A Monroe man is accused of hacking a woman’s Facebook and Gmail accounts and then demanding nude photos of her to get them back.
On June 15, the 20-year-old woman went to police to report that she started receiving e-mails the night before asking for nude photos in exchange for her to regain control of her e-mail and Facebook account, police said.
Police began to investigate, and after issuing several search warrants, police identified John Joaquim III, 19, of Monroe, as a suspect.
He turned himself in to police at 5:20 p.m. on Monday and was charged with first-degree criminal attempt to commit larceny by extortion and two counts of computer crimes.
It’s unclear if Joaquim knew his victim, but anyone can be a victim of a crime like this, computer experts said.

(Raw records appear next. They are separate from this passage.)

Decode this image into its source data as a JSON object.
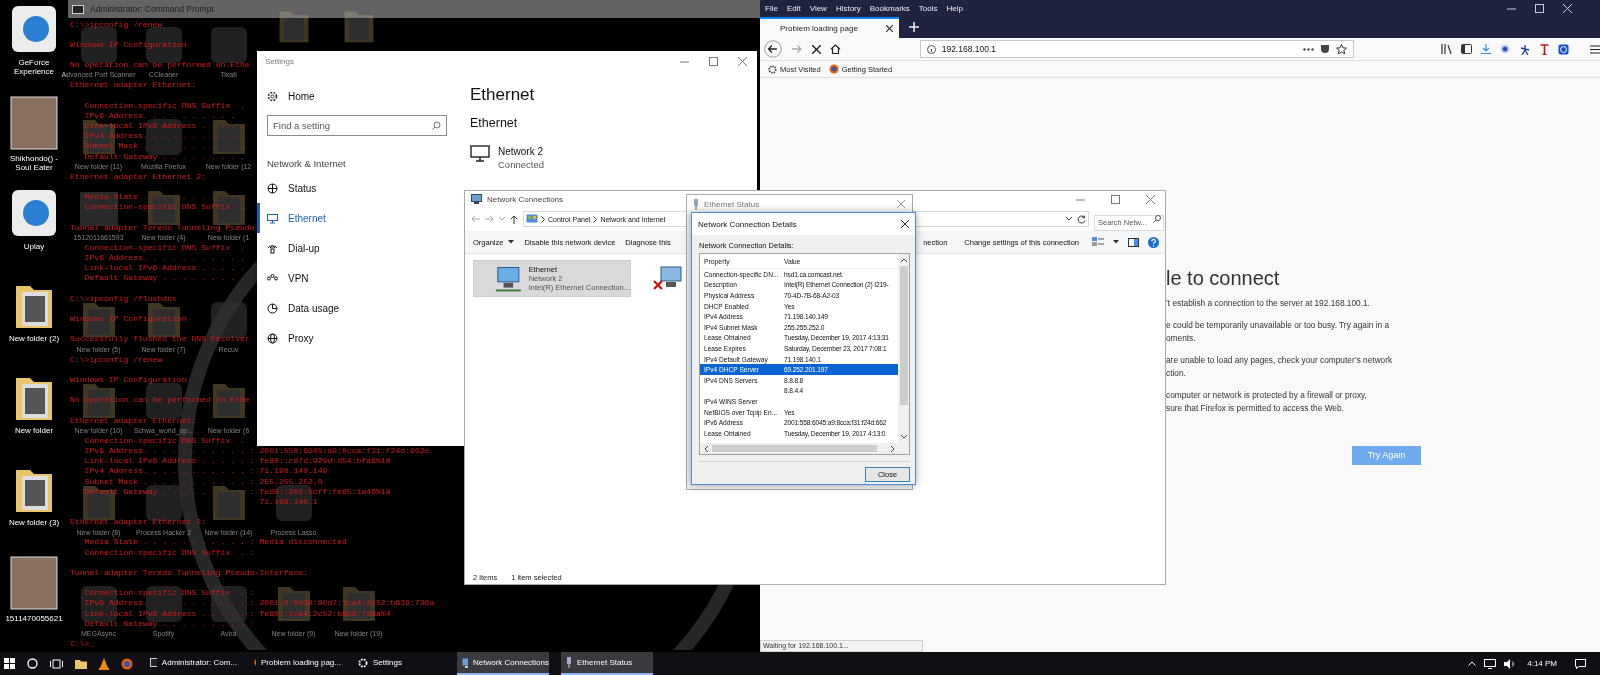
{
  "desktop_icons": [
    {
      "label": "GeForce Experience",
      "kind": "app"
    },
    {
      "label": "Shikhondo() - Soul Eater",
      "kind": "photo"
    },
    {
      "label": "Uplay",
      "kind": "app"
    },
    {
      "label": "New folder (2)",
      "kind": "folder"
    },
    {
      "label": "New folder",
      "kind": "folder"
    },
    {
      "label": "New folder (3)",
      "kind": "folder"
    },
    {
      "label": "1511470055621",
      "kind": "photo"
    }
  ],
  "background_icons": [
    [
      {
        "label": "Advanced Port Scanner",
        "kind": "app"
      },
      {
        "label": "CCleaner",
        "kind": "app"
      },
      {
        "label": "Tixati",
        "kind": "app"
      },
      {
        "kind": "folder"
      },
      {
        "kind": "folder"
      }
    ],
    [
      {
        "label": "New folder (11)",
        "kind": "folder"
      },
      {
        "label": "Mozilla Firefox",
        "kind": "app"
      },
      {
        "label": "New folder (12",
        "kind": "folder"
      }
    ],
    [
      {
        "label": "1512011661593",
        "kind": "photo"
      },
      {
        "label": "New folder (4)",
        "kind": "folder"
      },
      {
        "label": "New folder (1",
        "kind": "folder"
      }
    ],
    [
      {
        "label": "New folder (5)",
        "kind": "folder"
      },
      {
        "label": "New folder (7)",
        "kind": "folder"
      },
      {
        "label": "Recuv",
        "kind": "app"
      }
    ],
    [
      {
        "label": "New folder (10)",
        "kind": "folder"
      },
      {
        "label": "Schwa_world_op...",
        "kind": "app"
      },
      {
        "label": "New folder (6",
        "kind": "folder"
      }
    ],
    [
      {
        "label": "New folder (8)",
        "kind": "folder"
      },
      {
        "label": "Process Hacker 2",
        "kind": "app"
      },
      {
        "label": "New folder (14)",
        "kind": "folder"
      },
      {
        "label": "Process Lasso",
        "kind": "app"
      }
    ],
    [
      {
        "label": "MEGAsync",
        "kind": "app"
      },
      {
        "label": "Spotify",
        "kind": "app"
      },
      {
        "label": "Avira",
        "kind": "app"
      },
      {
        "label": "New folder (9)",
        "kind": "folder"
      },
      {
        "label": "New folder (19)",
        "kind": "folder"
      }
    ]
  ],
  "command_prompt": {
    "title": "Administrator: Command Prompt",
    "blocks": [
      {
        "indented": false,
        "lines": [
          "C:\\>ipconfig /renew"
        ]
      },
      {
        "indented": false,
        "lines": [
          "Windows IP Configuration"
        ]
      },
      {
        "indented": false,
        "lines": [
          "No operation can be performed on Ethe"
        ]
      },
      {
        "indented": false,
        "lines": [
          "Ethernet adapter Ethernet:"
        ]
      },
      {
        "indented": true,
        "lines": [
          "Connection-specific DNS Suffix  .",
          "IPv6 Address. . . . . . . . . .",
          "Link-local IPv6 Address . . . . .",
          "IPv4 Address. . . . . . . . . . .",
          "Subnet Mask . . . . . . . . . . .",
          "Default Gateway . . . . . . . . ."
        ]
      },
      {
        "indented": false,
        "lines": [
          "Ethernet adapter Ethernet 2:"
        ]
      },
      {
        "indented": true,
        "lines": [
          "Media State . . . . . . . . . . .",
          "Connection-specific DNS Suffix  ."
        ]
      },
      {
        "indented": false,
        "lines": [
          "Tunnel adapter Teredo Tunneling Pseudo"
        ]
      },
      {
        "indented": true,
        "lines": [
          "Connection-specific DNS Suffix  .",
          "IPv6 Address. . . . . . . . . . .",
          "Link-local IPv6 Address . . . . .",
          "Default Gateway . . . . . . . . ."
        ]
      },
      {
        "indented": false,
        "lines": [
          "C:\\>ipconfig /flushdns"
        ]
      },
      {
        "indented": false,
        "lines": [
          "Windows IP Configuration"
        ]
      },
      {
        "indented": false,
        "lines": [
          "Successfully flushed the DNS Resolver"
        ]
      },
      {
        "indented": false,
        "lines": [
          "C:\\>ipconfig /renew"
        ]
      },
      {
        "indented": false,
        "lines": [
          "Windows IP Configuration"
        ]
      },
      {
        "indented": false,
        "lines": [
          "No operation can be performed on Ethe"
        ]
      },
      {
        "indented": false,
        "lines": [
          "Ethernet adapter Ethernet:"
        ]
      },
      {
        "indented": true,
        "lines": [
          "Connection-specific DNS Suffix  .",
          "IPv6 Address. . . . . . . . . . . : 2001:558:6045:a9:8cca:f31:f24d:662e",
          "Link-local IPv6 Address . . . . . : fe80::c07d:929d:d54:bfa6%18",
          "IPv4 Address. . . . . . . . . . . : 71.198.140.149",
          "Subnet Mask . . . . . . . . . . . : 255.255.252.0",
          "Default Gateway . . . . . . . . . : fe80::201:5cff:fe65:1a46%18",
          "                                    71.198.140.1"
        ]
      },
      {
        "indented": false,
        "lines": [
          "Ethernet adapter Ethernet 2:"
        ]
      },
      {
        "indented": true,
        "lines": [
          "Media State . . . . . . . . . . . : Media disconnected",
          "Connection-specific DNS Suffix  . :"
        ]
      },
      {
        "indented": false,
        "lines": [
          "Tunnel adapter Teredo Tunneling Pseudo-Interface:"
        ]
      },
      {
        "indented": true,
        "lines": [
          "Connection-specific DNS Suffix  . :",
          "IPv6 Address. . . . . . . . . . . : 2001:0:9d38:90d7:1ca4:2c52:b839:736a",
          "Link-local IPv6 Address . . . . . : fe80::1ca4:2c52:b839:736a%4",
          "Default Gateway . . . . . . . . . :"
        ]
      },
      {
        "indented": false,
        "lines": [
          "C:\\>_"
        ]
      }
    ]
  },
  "settings": {
    "title": "Settings",
    "home": "Home",
    "search_placeholder": "Find a setting",
    "section": "Network & Internet",
    "nav": [
      {
        "label": "Status",
        "kind": "status",
        "selected": false
      },
      {
        "label": "Ethernet",
        "kind": "ethernet",
        "selected": true
      },
      {
        "label": "Dial-up",
        "kind": "dialup",
        "selected": false
      },
      {
        "label": "VPN",
        "kind": "vpn",
        "selected": false
      },
      {
        "label": "Data usage",
        "kind": "data",
        "selected": false
      },
      {
        "label": "Proxy",
        "kind": "proxy",
        "selected": false
      }
    ],
    "heading": "Ethernet",
    "subheading": "Ethernet",
    "network": {
      "name": "Network 2",
      "status": "Connected"
    }
  },
  "network_connections": {
    "title": "Network Connections",
    "path": [
      "Control Panel",
      "Network and Internet"
    ],
    "search_placeholder": "Search Netw...",
    "toolbar": [
      "Organize",
      "Disable this network device",
      "Diagnose this"
    ],
    "toolbar_right": [
      "nection",
      "Change settings of this connection"
    ],
    "items": [
      {
        "kind": "connected",
        "name": "Ethernet",
        "network": "Network 2",
        "adapter": "Intel(R) Ethernet Connection...",
        "selected": true
      },
      {
        "kind": "disconnected",
        "selected": false
      }
    ],
    "status": [
      "2 items",
      "1 item selected"
    ]
  },
  "ethernet_status": {
    "title": "Ethernet Status"
  },
  "details_dialog": {
    "title": "Network Connection Details",
    "label": "Network Connection Details:",
    "columns": [
      "Property",
      "Value"
    ],
    "rows": [
      {
        "property": "Connection-specific DN...",
        "value": "hsd1.ca.comcast.net.",
        "selected": false
      },
      {
        "property": "Description",
        "value": "Intel(R) Ethernet Connection (2) I219-",
        "selected": false
      },
      {
        "property": "Physical Address",
        "value": "70-4D-7B-68-A2-03",
        "selected": false
      },
      {
        "property": "DHCP Enabled",
        "value": "Yes",
        "selected": false
      },
      {
        "property": "IPv4 Address",
        "value": "71.198.140.149",
        "selected": false
      },
      {
        "property": "IPv4 Subnet Mask",
        "value": "255.255.252.0",
        "selected": false
      },
      {
        "property": "Lease Obtained",
        "value": "Tuesday, December 19, 2017 4:13:31",
        "selected": false
      },
      {
        "property": "Lease Expires",
        "value": "Saturday, December 23, 2017 7:08:1",
        "selected": false
      },
      {
        "property": "IPv4 Default Gateway",
        "value": "71.198.140.1",
        "selected": false
      },
      {
        "property": "IPv4 DHCP Server",
        "value": "69.252.201.197",
        "selected": true
      },
      {
        "property": "IPv4 DNS Servers",
        "value": "8.8.8.8",
        "selected": false
      },
      {
        "value": "8.8.4.4",
        "selected": false
      },
      {
        "property": "IPv4 WINS Server",
        "selected": false
      },
      {
        "property": "NetBIOS over Tcpip En...",
        "value": "Yes",
        "selected": false
      },
      {
        "property": "IPv6 Address",
        "value": "2001:558:6045:a9:8cca:f31:f24d:662",
        "selected": false
      },
      {
        "property": "Lease Obtained",
        "value": "Tuesday, December 19, 2017 4:13:0",
        "selected": false
      }
    ],
    "button": "Close"
  },
  "firefox": {
    "menu": [
      "File",
      "Edit",
      "View",
      "History",
      "Bookmarks",
      "Tools",
      "Help"
    ],
    "tabs": [
      {
        "label": "Problem loading page",
        "selected": true
      }
    ],
    "url": "192.168.100.1",
    "bookmarks": [
      "Most Visited",
      "Getting Started"
    ],
    "error_title": "le to connect",
    "error_groups": [
      [
        "’t establish a connection to the server at 192.168.100.1."
      ],
      [
        "e could be temporarily unavailable or too busy. Try again in a",
        "oments."
      ],
      [
        "are unable to load any pages, check your computer’s network",
        "ction."
      ],
      [
        "computer or network is protected by a firewall or proxy,",
        "sure that Firefox is permitted to access the Web."
      ]
    ],
    "button": "Try Again",
    "status": "Waiting for 192.168.100.1..."
  },
  "taskbar": {
    "windows": [
      {
        "kind": "cmd",
        "label": "Administrator: Com...",
        "highlighted": false
      },
      {
        "kind": "firefox",
        "label": "Problem loading pag...",
        "highlighted": false
      },
      {
        "kind": "settings",
        "label": "Settings",
        "highlighted": false
      },
      {
        "kind": "network",
        "label": "Network Connections",
        "highlighted": true
      },
      {
        "kind": "ethernet",
        "label": "Ethernet Status",
        "highlighted": true
      }
    ],
    "time": "4:14 PM"
  }
}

"Most people have very easily guessable passwords,” said Ben Therien, a computer expert who owns P.C. Trauma in Hamden.
Therien recommends you protect yourself by having multiple passwords.
"You cannot use the same password for your Facebook and your e-mail address,” Therien said. He also suggests using the security features that Web sites like Facebook and Gmail have to offer.
Under Facebook's security settings, you can designate recognized devices, which means you authorize access only on specific devices, including your home computer or your smart phone. Attempts to log on with an unauthorized device would prompt a text message to your cell phone with a confirmation code.
When you're asked to set up your security questions, Therien recommends you answer the question incorrectly, or type in the correct answer, but backwards, to throw hackers off.
"You have to do something to fool everybody,” Therien said.
As for Joaquim, he was released after posting a $7,500 surety bond. He is due in court on Aug. 17.